Mice are very susceptible to developing tumours both internally and externally. These tumours present as lumps on the mouse’s body. If a mouse is showing signs of tumours, it must receive veterinary attention immediately.

 

Chronic Murine Pneumonia

This is a serious bacterial infection that commonly affects mice. Signs and symptoms include sniffling, sneezing, squinting, red brown tears, rough coat and laboured breathing. When the inner ear is involved, the mouse will usually develop quite a severe head tilt. This disease has a chronic, long-lasting effect and must be treated with antibiotics by a veterinarian as soon as symptoms are noticed. The bacteria responsible for the disease is highly contagious and can be carried by mice without them showing symptoms, as well as passed from mother to young, and in the air.

 

External Parasites

Mice can host a variety of external parasites including mites, fleas and ticks. Mice need to be checked regularly for signs of infestations. Animal safe insecticides are available from your veterinarian to treat these infestations. All external parasites can be transmitted directly from one animal to another.

 

Intestinal Parasites

Tapeworms and pinworms are the most common parasites that effect mice. They usually go undetected unless they are present in very large numbers. Symptoms include licking/scratching of the rear, weight loss, lethargy and constipation. A veterinarian is able to examine faeces to identify the type of worms that are infecting the mouse, and can then assign an appropriate treatment. Great care should be taken when handling mice to ensure that handlers, especially children’s hands are always thoroughly washed after handling mice and when disposing of their faeces. Transmission of parasites to human is unlikely, but possible.

 

Signs of illness

A healthy mouse has clear and wide-open eyes with upright ears and fur that is dense and sleek. Mice will always sleep in a foetal position. If they are sleeping in a stretched out, extended position, this may be a sign that they are ill.
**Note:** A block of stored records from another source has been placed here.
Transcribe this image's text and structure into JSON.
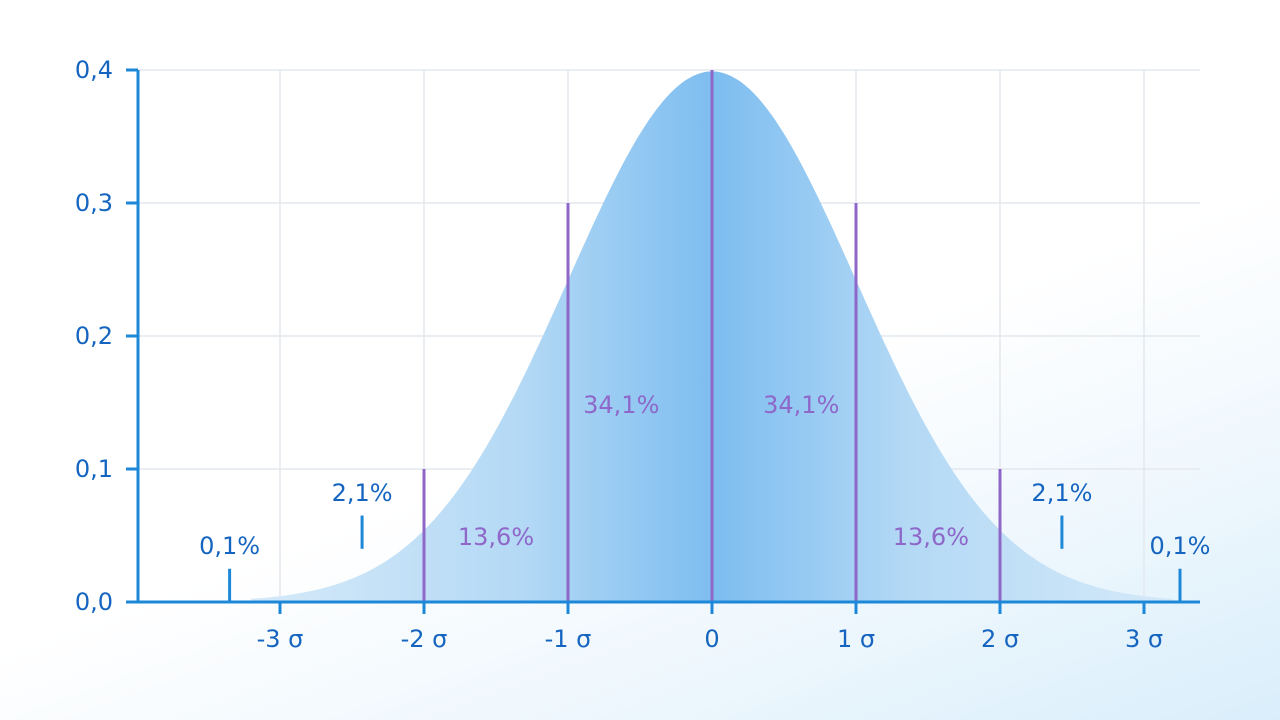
{
  "chart_data": {
    "type": "area",
    "title": "",
    "xlabel": "",
    "ylabel": "",
    "distribution": "normal",
    "mean": 0,
    "sd": 1,
    "xlim": [
      -3.9,
      3.4
    ],
    "ylim": [
      0,
      0.4
    ],
    "grid": true,
    "y_ticks": [
      {
        "value": 0.0,
        "label": "0,0"
      },
      {
        "value": 0.1,
        "label": "0,1"
      },
      {
        "value": 0.2,
        "label": "0,2"
      },
      {
        "value": 0.3,
        "label": "0,3"
      },
      {
        "value": 0.4,
        "label": "0,4"
      }
    ],
    "x_ticks": [
      {
        "value": -3,
        "label": "-3 σ"
      },
      {
        "value": -2,
        "label": "-2 σ"
      },
      {
        "value": -1,
        "label": "-1 σ"
      },
      {
        "value": 0,
        "label": "0"
      },
      {
        "value": 1,
        "label": "1 σ"
      },
      {
        "value": 2,
        "label": "2 σ"
      },
      {
        "value": 3,
        "label": "3 σ"
      }
    ],
    "dividers": [
      {
        "x": -2,
        "top": 0.1
      },
      {
        "x": -1,
        "top": 0.3
      },
      {
        "x": 0,
        "top": 0.4
      },
      {
        "x": 1,
        "top": 0.3
      },
      {
        "x": 2,
        "top": 0.1
      }
    ],
    "regions": [
      {
        "from": -3,
        "to": -2,
        "percent": "2,1%"
      },
      {
        "from": -2,
        "to": -1,
        "percent": "13,6%"
      },
      {
        "from": -1,
        "to": 0,
        "percent": "34,1%"
      },
      {
        "from": 0,
        "to": 1,
        "percent": "34,1%"
      },
      {
        "from": 1,
        "to": 2,
        "percent": "13,6%"
      },
      {
        "from": 2,
        "to": 3,
        "percent": "2,1%"
      }
    ],
    "tails": [
      {
        "side": "left",
        "percent": "0,1%"
      },
      {
        "side": "right",
        "percent": "0,1%"
      }
    ],
    "colors": {
      "axis": "#1e88d8",
      "tick_text": "#1565c0",
      "grid": "#e3e8ee",
      "divider": "#8e67c9",
      "percent_text": "#8e67c9",
      "fill_light": "#d8ebf9",
      "fill_dark": "#7dbdf0"
    }
  }
}
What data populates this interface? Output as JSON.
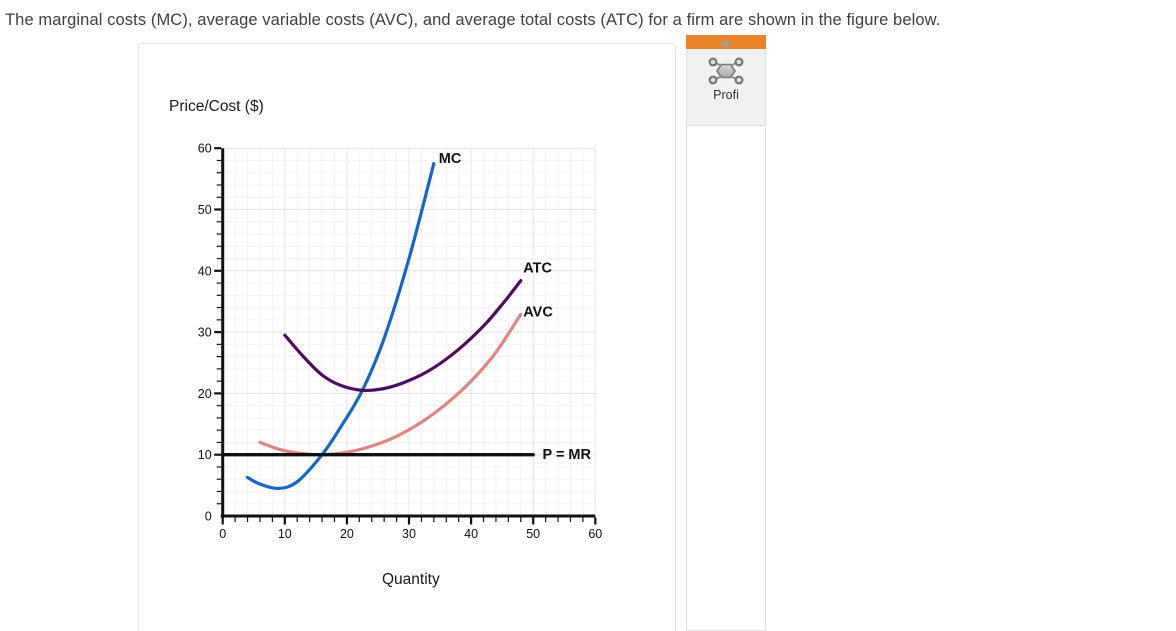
{
  "page": {
    "title": "The marginal costs (MC), average variable costs (AVC), and average total costs (ATC) for a firm are shown in the figure below."
  },
  "figure": {
    "y_axis_title": "Price/Cost ($)",
    "x_axis_title": "Quantity"
  },
  "chart_data": {
    "type": "line",
    "title": "",
    "xlabel": "Quantity",
    "ylabel": "Price/Cost ($)",
    "xlim": [
      0,
      60
    ],
    "ylim": [
      0,
      60
    ],
    "x_ticks": [
      0,
      10,
      20,
      30,
      40,
      50,
      60
    ],
    "y_ticks": [
      0,
      10,
      20,
      30,
      40,
      50,
      60
    ],
    "minor_tick_step": 2,
    "grid": true,
    "axis_color": "#111111",
    "grid_minor_color": "#f2f2f2",
    "grid_major_color": "#e4e4e4",
    "series": [
      {
        "name": "MC",
        "color": "#1467c8",
        "width": 3.2,
        "smooth": true,
        "points": [
          [
            4,
            6.3
          ],
          [
            6,
            5.2
          ],
          [
            9,
            4.5
          ],
          [
            12,
            5.6
          ],
          [
            16,
            10
          ],
          [
            19,
            14.5
          ],
          [
            22.5,
            20.5
          ],
          [
            26,
            29
          ],
          [
            30,
            42
          ],
          [
            34,
            57.5
          ]
        ],
        "label": "MC",
        "label_at": [
          34.8,
          58.4
        ]
      },
      {
        "name": "ATC",
        "color": "#4e0c61",
        "width": 3.2,
        "smooth": true,
        "points": [
          [
            10,
            29.5
          ],
          [
            13,
            26
          ],
          [
            16,
            23
          ],
          [
            19,
            21.3
          ],
          [
            22.5,
            20.5
          ],
          [
            26,
            20.8
          ],
          [
            30,
            22.1
          ],
          [
            34,
            24.2
          ],
          [
            38,
            27.2
          ],
          [
            42,
            31
          ],
          [
            45,
            34.5
          ],
          [
            48,
            38.4
          ]
        ],
        "label": "ATC",
        "label_at": [
          48.4,
          40.5
        ]
      },
      {
        "name": "AVC",
        "color": "#e08580",
        "width": 3.2,
        "smooth": true,
        "points": [
          [
            6,
            12
          ],
          [
            9,
            10.9
          ],
          [
            12,
            10.3
          ],
          [
            16,
            10
          ],
          [
            20,
            10.4
          ],
          [
            24,
            11.4
          ],
          [
            28,
            13
          ],
          [
            32,
            15.3
          ],
          [
            36,
            18.3
          ],
          [
            40,
            22
          ],
          [
            44,
            26.7
          ],
          [
            48,
            32.9
          ]
        ],
        "label": "AVC",
        "label_at": [
          48.4,
          33.4
        ]
      },
      {
        "name": "P = MR",
        "color": "#111111",
        "width": 3.4,
        "smooth": false,
        "points": [
          [
            0,
            10
          ],
          [
            50,
            10
          ]
        ],
        "label": "P = MR",
        "label_at": [
          51.5,
          10.1
        ]
      }
    ]
  },
  "panel": {
    "tool_label": "Profi",
    "header_color": "#e8832c",
    "collapse_icon": "triangle-up",
    "shape_icon": "polygon-nodes"
  }
}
Any of the following symptoms may be an indication of illness:

    • Reluctance to move
    • Unkempt, erect coat
    • Discharge from the eyes, nose, urinary or genital organs
    • Coughing and sneezing
    • Constant scratching, lack of balance, stumbling or stiff legged gait, soft faeces with an unpleasant smell
    • Loose skin, which is a sign of weight loss
    • Prostration, extension, bumps or lumps, which can indicate possible growths or abscesses.

Animals with any of these symptoms should be immediately isolated from other animals and their cages fully disinfected. A failure to thrive or grow is another sign of illness.

If the cause of ill health cannot be identified or corrected, seek assistance from a veterinarian. Any signs of illness or injury, and treatment given, must be documented in the appropriate records.